Il y a un salon de coiffure à chaque kilomètre environ. En trois ans, trois salons sur cinq feront faillite. En cinq ans, quatre sur cinq. La concurrence est féroce. »
Néanmoins, elles se présentent à une première banque et elles essuient un refus. La deuxième – coup de théâtre ! – les accepte. Elles s’empressent donc de visiter un local lumineux et coûteux, situé au 455, boulevard de la Gappe, pour lequel elles craquent immédiatement. Un endroit de rêve, de tous les possibles.
« Et là, s’exclame vigoureusement Isabelle, je m’aperçois que le compte est vide, que l’argent n’a pas été déposé. Je téléphone à la banque et l’agente me dit qu’il y a eu erreur et que le prêt n’a pas été approuvé. Et pourtant, elle nous avait dit qu’on pouvait sabrer le champagne ! »
En mode panique, certes, mais en mode solution surtout, elles signent le bail en leurs noms, obtiennent un prêt de 45 000 $ de Futurentrepreneur pour acheter l’inventaire et un second de 100 000 $ de la propriétaire du local pour entamer les améliorations locatives.
« Avant d’ouvrir en avril 2016, il restait 100 $ dans le compte, se rappelle Sonia en riant. Il y avait encore de la neige et on devait acheter des pantoufles pour les clients. Disons qu’on a tout pris, jusqu’au dernier sou. Mais dès la première journée, ce fut un succès retentissant. On était quatre coiffeurs et on affichait complet. »
L’amitié par-dessus tout
Ce succès est dû en partie par la forte présence de Victor Victor sur les réseaux sociaux. « Je publiais sur Facebook et Instagram des images des travaux de construction ou, encore, je présentais les coiffeurs, fait valoir Sonia. On a créé un engouement qui a contribué à nous faire connaître. »
Après six mois d’opération, leur chiffre d’affaires dépassait déjà les prévisions financières. Aujourd’hui, le salon compte dix employés. Les coiffeurs reçoivent plus de trois formations par année et sont réputés pour leur talent et leur expertise.
« En Outaouais, le salaire moyen d’un coiffeur est de 28 000 $ par année, précise Isabelle. Ici, on est fières de dire qu’il gagne entre 32 000 $ et 60 000 $. Un nouveau client peut attendre jusqu’à trois mois avant d’obtenir un rendez-vous. »
« On choisit nos coiffeurs en fonction de leur attitude, surtout. On cherche des vedettes en devenir que nous allons pouvoir propulser en les encadrant, ajoute Sonia. On veut qu’ils adhèrent à nos valeurs, soit le bonheur au boulot, le travail d’équipe, la formation, l’avancement et le virage écologique. »

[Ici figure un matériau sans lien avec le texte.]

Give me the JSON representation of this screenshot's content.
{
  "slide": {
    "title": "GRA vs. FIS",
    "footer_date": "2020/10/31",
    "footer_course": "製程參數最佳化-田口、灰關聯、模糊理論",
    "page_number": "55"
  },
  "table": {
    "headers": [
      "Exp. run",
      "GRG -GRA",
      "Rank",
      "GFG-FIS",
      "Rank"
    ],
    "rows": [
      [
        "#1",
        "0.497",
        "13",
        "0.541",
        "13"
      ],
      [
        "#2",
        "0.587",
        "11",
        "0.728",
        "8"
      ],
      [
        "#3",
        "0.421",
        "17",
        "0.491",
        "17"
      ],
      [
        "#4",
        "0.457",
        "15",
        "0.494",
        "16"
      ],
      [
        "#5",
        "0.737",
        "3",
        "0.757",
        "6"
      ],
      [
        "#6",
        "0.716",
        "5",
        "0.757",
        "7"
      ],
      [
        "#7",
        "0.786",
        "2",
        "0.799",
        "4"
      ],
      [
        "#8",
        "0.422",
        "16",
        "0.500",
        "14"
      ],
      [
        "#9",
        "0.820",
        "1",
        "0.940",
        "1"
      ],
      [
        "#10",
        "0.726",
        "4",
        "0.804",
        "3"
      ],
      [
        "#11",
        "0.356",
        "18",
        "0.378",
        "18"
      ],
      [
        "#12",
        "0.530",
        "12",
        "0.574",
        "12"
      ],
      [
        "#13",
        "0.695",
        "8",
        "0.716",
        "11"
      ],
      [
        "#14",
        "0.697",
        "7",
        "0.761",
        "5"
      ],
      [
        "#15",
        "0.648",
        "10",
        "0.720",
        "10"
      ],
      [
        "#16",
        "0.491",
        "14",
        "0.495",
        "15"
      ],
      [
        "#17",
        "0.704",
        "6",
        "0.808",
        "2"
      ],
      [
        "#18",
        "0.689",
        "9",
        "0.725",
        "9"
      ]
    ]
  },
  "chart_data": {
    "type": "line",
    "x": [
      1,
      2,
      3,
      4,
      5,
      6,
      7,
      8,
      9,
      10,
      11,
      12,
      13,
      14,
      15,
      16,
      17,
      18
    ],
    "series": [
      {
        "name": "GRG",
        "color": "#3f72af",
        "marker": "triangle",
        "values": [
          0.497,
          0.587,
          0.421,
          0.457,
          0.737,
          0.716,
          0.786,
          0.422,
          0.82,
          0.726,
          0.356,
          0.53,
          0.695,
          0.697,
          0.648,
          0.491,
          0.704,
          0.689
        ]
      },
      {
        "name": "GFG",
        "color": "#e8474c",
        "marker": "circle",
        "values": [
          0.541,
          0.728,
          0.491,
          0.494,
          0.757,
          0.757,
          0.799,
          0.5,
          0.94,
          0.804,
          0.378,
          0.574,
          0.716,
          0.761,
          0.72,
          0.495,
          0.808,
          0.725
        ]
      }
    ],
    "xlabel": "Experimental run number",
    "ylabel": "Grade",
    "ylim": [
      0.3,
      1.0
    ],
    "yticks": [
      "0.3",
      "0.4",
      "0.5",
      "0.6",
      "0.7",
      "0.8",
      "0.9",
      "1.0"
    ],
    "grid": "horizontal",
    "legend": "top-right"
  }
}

Jusqu’à maintenant, le chemin n’est pavé que de réussites pour les deux femmes d’affaires. Qu’en est-il alors de l’avenir ? « On a soif de revivre les émotions de l’ouverture, dit Sonia. Tout le monde nous pousse à foncer, que ce soit notre comptable Julie, notre coach
Luc, notre notaire, nos clients. Trois plans sont possibles : la franchise, l’expansion du local ou ouvrir ailleurs à Gatineau. »
« Nous avons l’argent pour agrandir ici, mais le problème est de trouver de la main-d’oeuvre qualifiée qui répond à nos standards, lance Isabelle. Certains salons font même signer des contrats de non-concurrence à leurs coiffeurs, à savoir que pendant deux ans, ils ne peuvent pas travailler dans un périmètre déterminé. »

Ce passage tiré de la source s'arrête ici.